A definição de parceiro, de acordo com o dicionário é a seguinte: Parceiro = associado, colega, cada uma das pessoas que dançam juntas, pessoa que joga no mesmo time que a outra, duas ou mais pessoas contratualmente associadas como dirigentes de um negócio.
Desta forma, criar uma parceria é muito mais do que “buscar dinheiro” para viabilizar uma ação, é estabelecer um relacionamento de longo prazo, é associar-se ao financiador como dirigentes de um negócio, jogar no mesmo time das pessoas (ou empresas) que têm potencial para ajudar a sua ação a tornar-se maior e mais efetiva.
Os parceiros buscam juntos as soluções de problemas sociais. Cada um dos parceiros tem um papel específic alguns financiam as ações, outros as operacionalizam, cedem know how, indicam outros parceiros ou prestam trabalhos voluntários. O importante é que todos tenham a mesma visão, que persigam os mesmos objetivos, que “dancem juntos”. Os relacionamentos de parceria são muito mais duradouros, mais sólidos e, por isso, trazem resultados melhores na solução dos problemas sociais.
É claro que não é fácil construir uma relação de parceria, mas quanto antes começarmos a pensar e a agir desta forma, tanto antes seremos capazes de sonhar com uma situação mais tranqüila em termos de financiamento, manutenção e até de crescimento das nossas atividades! Segundo Aristóteles (384 – 322 a.C.) “Distribuir dinheiro é algo fácil e quase todos os homens têm este poder. Porém, decidir a quem dar, quanto, quando, para que objetivo e como não está dentro do poder de muitos e nem tampouco é tarefa fácil”.

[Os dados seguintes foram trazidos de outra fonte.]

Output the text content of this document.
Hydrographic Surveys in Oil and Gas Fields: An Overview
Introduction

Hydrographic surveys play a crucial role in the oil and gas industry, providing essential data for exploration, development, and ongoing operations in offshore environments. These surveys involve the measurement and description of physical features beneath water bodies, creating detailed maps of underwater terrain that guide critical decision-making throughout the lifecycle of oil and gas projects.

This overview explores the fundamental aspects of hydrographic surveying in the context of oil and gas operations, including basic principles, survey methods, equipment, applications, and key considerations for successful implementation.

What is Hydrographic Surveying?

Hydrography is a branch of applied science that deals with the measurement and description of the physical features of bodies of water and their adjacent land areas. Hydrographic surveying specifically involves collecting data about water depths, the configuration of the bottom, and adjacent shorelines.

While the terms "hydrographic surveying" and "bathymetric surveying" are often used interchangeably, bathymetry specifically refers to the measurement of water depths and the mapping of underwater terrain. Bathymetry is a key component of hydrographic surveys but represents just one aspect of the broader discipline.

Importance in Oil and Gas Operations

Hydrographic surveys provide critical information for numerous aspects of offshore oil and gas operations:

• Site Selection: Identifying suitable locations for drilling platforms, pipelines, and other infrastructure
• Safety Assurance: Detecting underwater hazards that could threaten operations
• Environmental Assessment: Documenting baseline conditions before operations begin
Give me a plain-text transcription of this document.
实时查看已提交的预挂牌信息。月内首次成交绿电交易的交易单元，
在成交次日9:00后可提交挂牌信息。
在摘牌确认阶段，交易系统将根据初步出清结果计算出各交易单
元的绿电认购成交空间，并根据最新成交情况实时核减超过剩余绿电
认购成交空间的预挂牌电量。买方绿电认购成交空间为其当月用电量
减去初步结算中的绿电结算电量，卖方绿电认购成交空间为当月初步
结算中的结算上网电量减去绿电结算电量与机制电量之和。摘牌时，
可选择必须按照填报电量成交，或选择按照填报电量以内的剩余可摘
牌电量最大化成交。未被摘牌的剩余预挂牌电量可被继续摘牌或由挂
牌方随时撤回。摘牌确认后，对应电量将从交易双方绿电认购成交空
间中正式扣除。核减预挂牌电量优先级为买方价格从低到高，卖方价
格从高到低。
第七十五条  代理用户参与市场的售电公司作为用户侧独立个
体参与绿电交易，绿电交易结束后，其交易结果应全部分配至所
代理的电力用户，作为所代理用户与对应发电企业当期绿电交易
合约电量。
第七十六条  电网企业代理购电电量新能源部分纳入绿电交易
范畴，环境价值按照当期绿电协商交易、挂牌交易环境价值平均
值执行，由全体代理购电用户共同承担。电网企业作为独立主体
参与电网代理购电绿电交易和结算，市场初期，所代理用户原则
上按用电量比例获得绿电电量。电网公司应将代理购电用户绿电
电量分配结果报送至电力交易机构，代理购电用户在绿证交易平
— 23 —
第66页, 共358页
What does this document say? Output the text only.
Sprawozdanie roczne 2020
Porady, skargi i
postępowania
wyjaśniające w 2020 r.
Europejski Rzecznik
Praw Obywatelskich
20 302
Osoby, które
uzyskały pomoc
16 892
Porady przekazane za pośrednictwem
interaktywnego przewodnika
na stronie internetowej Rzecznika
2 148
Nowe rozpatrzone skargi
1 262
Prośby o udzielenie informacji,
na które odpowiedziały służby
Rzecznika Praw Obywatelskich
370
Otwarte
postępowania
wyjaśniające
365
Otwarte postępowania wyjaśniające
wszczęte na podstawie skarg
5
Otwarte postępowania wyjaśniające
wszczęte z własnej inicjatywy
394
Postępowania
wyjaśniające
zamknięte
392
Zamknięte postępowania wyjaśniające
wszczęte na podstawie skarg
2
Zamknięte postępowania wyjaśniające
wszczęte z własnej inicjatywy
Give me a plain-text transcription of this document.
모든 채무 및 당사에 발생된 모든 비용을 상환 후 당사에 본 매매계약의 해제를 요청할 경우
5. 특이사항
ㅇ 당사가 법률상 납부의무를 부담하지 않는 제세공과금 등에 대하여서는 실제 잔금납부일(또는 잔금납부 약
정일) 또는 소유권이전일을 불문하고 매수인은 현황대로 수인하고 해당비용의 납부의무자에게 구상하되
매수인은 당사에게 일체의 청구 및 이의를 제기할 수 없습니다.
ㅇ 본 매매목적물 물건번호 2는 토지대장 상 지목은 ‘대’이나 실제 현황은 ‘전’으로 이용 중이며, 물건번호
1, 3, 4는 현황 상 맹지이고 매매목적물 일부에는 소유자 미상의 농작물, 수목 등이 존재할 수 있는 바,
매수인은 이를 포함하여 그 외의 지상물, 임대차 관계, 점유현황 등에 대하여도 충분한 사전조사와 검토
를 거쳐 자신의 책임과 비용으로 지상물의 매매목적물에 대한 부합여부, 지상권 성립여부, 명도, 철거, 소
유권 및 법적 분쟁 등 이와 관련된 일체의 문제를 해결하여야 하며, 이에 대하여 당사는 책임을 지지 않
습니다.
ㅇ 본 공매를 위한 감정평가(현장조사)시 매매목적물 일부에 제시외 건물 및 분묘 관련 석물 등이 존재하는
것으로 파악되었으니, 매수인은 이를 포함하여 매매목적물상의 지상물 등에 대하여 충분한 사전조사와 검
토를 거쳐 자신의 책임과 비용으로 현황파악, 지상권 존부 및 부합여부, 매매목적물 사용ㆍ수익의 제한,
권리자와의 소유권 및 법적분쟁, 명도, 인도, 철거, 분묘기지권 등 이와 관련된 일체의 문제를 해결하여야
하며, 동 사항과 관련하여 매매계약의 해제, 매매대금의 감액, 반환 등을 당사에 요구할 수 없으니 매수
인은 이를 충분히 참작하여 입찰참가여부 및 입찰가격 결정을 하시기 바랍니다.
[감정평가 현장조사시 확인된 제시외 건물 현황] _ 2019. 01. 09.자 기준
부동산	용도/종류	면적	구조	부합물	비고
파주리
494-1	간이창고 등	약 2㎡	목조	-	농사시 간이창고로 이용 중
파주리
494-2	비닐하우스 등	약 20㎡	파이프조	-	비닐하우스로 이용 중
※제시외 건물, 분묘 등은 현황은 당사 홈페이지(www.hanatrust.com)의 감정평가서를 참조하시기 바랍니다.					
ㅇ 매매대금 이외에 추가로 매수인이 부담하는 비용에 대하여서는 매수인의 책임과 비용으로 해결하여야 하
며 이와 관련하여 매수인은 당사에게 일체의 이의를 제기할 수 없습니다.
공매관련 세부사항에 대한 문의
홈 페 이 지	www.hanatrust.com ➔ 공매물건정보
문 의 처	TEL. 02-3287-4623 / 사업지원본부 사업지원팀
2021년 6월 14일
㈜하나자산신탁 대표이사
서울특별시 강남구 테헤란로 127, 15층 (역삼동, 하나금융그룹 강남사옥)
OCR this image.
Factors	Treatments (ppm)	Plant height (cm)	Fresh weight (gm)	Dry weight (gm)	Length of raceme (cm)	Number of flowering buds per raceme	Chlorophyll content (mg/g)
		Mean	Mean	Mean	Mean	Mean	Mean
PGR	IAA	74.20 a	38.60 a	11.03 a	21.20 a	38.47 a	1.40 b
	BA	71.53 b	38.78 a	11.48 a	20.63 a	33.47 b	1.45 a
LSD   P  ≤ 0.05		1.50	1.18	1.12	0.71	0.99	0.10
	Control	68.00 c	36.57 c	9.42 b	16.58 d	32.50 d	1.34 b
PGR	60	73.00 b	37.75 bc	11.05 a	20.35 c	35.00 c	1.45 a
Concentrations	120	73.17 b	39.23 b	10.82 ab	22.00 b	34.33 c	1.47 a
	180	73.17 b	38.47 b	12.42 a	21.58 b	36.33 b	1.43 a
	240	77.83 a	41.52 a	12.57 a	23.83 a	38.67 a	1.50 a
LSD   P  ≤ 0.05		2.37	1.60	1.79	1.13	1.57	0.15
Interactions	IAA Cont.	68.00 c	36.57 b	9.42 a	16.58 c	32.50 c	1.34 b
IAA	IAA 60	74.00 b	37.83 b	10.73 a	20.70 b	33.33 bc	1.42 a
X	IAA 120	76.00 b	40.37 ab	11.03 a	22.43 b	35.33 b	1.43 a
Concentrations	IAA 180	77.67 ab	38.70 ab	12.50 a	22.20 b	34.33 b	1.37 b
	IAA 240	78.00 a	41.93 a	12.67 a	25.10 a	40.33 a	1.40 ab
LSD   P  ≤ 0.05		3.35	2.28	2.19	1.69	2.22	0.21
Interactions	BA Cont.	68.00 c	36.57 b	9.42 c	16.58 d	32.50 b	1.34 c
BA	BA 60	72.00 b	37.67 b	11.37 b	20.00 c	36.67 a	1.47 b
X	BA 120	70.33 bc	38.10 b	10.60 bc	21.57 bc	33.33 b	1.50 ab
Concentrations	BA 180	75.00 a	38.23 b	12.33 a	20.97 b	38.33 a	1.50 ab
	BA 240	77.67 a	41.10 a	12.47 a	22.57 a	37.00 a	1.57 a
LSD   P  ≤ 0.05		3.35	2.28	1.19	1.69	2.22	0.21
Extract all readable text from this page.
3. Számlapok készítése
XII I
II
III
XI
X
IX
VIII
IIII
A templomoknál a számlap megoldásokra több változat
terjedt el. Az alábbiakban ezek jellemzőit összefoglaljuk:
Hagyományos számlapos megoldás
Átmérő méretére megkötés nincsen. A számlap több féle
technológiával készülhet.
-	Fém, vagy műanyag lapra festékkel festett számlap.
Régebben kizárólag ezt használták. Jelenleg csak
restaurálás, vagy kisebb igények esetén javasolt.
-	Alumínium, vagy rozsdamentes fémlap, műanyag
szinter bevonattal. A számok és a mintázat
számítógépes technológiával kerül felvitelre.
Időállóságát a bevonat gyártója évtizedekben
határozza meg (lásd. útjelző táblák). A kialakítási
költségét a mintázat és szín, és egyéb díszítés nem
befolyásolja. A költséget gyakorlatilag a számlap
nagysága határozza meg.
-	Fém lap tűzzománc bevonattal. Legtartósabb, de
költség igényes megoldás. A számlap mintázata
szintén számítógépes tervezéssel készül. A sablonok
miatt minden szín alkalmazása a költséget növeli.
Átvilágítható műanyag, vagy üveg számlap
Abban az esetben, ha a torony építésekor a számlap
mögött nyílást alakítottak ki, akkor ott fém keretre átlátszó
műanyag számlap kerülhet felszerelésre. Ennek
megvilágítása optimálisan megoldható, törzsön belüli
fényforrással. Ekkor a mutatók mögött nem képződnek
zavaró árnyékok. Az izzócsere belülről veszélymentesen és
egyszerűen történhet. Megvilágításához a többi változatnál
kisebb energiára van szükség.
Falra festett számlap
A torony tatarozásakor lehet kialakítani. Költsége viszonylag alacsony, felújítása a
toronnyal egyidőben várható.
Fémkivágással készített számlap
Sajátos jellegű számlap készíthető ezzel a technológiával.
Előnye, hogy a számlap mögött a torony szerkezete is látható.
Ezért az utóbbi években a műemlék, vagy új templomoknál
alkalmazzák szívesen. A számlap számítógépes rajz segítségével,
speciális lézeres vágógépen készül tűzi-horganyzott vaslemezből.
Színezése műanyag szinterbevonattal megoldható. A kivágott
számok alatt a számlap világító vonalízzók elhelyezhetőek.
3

Da mesma maneira, “Receber dinheiro (ou outros tipos de apoio) é algo fácil e quase todas as ONGs têm este poder. Porém, decidir de quem receber, quanto, quando, para que objetivo e como não é tarefa fácil”. Muito mais do que simples financiadores, as ONGs precisam de pessoas e empresas que acreditem naquela causa e queiram envolver-se em sua solução. Pessoas e empresas que, comprometidas com um objetivo comum, permanecerão fieis à causa durante muito tempo, agindo em conjunto, tornando as ações mais sólidas e consistentes. Parceiros!
O Papel das ONGs
Durante muitos anos, enquanto a visão que prevalecia era a de que as ONGs atuavam como “substitutas” do Estado em diversas áreas onde ele não é eficiente, fazia sentido que o governo financiasse suas atividades. No novo papel proposto, as ONGs são mais do que prestadoras de serviços para o govern elas têm o papel de testar novas tecnologias de desenvolvimento social e devem pressionar o governo para que as boas práticas transformem-se em políticas públicas, operadas pelo Estado ou por muitas organizações diferentes, para que possam gerar impacto nacional e não apenas local, o que trás a necessidade de investimentos ainda maiores na área social. Se sabemos que dentro da lógica neo-liberal, a tendência é termos cada vez menos investimentos do Estado, quem, então, pode ocupar esta lacuna? Se devemos pensar em menos Estado e mais Mercado, como fazer com que o mercado se interesse em investir na área social?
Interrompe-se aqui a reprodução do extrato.